[FFmpeg-user] resolution of the waterfall diagram of typical mp3 file

Mon Aug 8 01:48:06 EEST 2016

On 2016-08-07 14:28, Nicolas George wrote:
> 
> You can not compute the spectrum of a single sample, that does not make
> sense mathematically. The spectrum needs to be computed on the whole 
> stream,
> or at least, if you want to observe how it evolves during time, over a
> window large enough.

Then it's my mistake. I'm explaining it wrong - sorry for that, and 
allow me to rephrase.

I start with a mono audio file containing one song - a few minutes of 
audio. Let's say the "quality" here is arbitrarily high, for simplicity.

Using python/numpy or some other tools, I calculate the spectrum of the 
whole song, either all at once if possible, or using a reasonably large, 
shifting time window.

I store that spectrum in a matrix. In the time dimension, the matrix has 
T rows per second (depends on the length of the song). In the frequency 
dimension, the matrix has F rows (frequency buckets or bins). In each 
cell, I store one value using B bits (the color of the waterfall, or the 
height of the 3D representation of the spectrum).

I then convert the matrix back into a PCM representation.

I need to determine the matrix parameters T, F, and B, so that the final 
PCM file has about as much information (about the same "sound quality", 
however you want to define that) as if it was extracted from an MP3 
file, 44.1 kHz, 128 kbps CBR.

I understand that the frequency bins do not have constant width, but 
rather their upper/lower frequency limits have constant ratio (similar 
to octaves on a keyboard, but different ratio here).

The purpose of this whole exercise is to run some computations on the 
full spectrum (the matrix). I need to minimize the size of the matrix, 
while keeping the time and frequency resolutions pretty decent. I've 
decided that the "sound quality" of MP3 / 44.1 / 128 CBR is good enough, 
so I'm trying to imitate those respective resolutions, as used by MP3.

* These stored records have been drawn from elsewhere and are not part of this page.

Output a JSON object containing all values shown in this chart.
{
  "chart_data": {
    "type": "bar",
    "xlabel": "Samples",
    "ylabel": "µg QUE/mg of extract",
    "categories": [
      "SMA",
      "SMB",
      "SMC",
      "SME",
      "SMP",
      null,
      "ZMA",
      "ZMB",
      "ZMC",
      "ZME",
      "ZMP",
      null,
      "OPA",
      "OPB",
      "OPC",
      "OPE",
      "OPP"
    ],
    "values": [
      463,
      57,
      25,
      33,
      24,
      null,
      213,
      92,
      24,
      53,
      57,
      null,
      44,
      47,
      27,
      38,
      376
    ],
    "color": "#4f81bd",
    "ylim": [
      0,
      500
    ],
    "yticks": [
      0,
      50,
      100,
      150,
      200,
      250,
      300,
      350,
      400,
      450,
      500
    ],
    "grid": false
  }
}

I suspect the MP3 encoding algorithm is more complex than using a fixed 
size matrix, so I'm only asking for a rough approximation, like a back 
of the envelope estimate. How many rows per second, how many frequency 
buckets, how many bits per cell, so that the result is not worse than 
that reference MP3/44.1/128 file? It doesn't have to be the exact same 
signal degradation, but if it's subjectively close then that's enough 
for me.

-- 
Florin Andrei
http://florin.myip.org/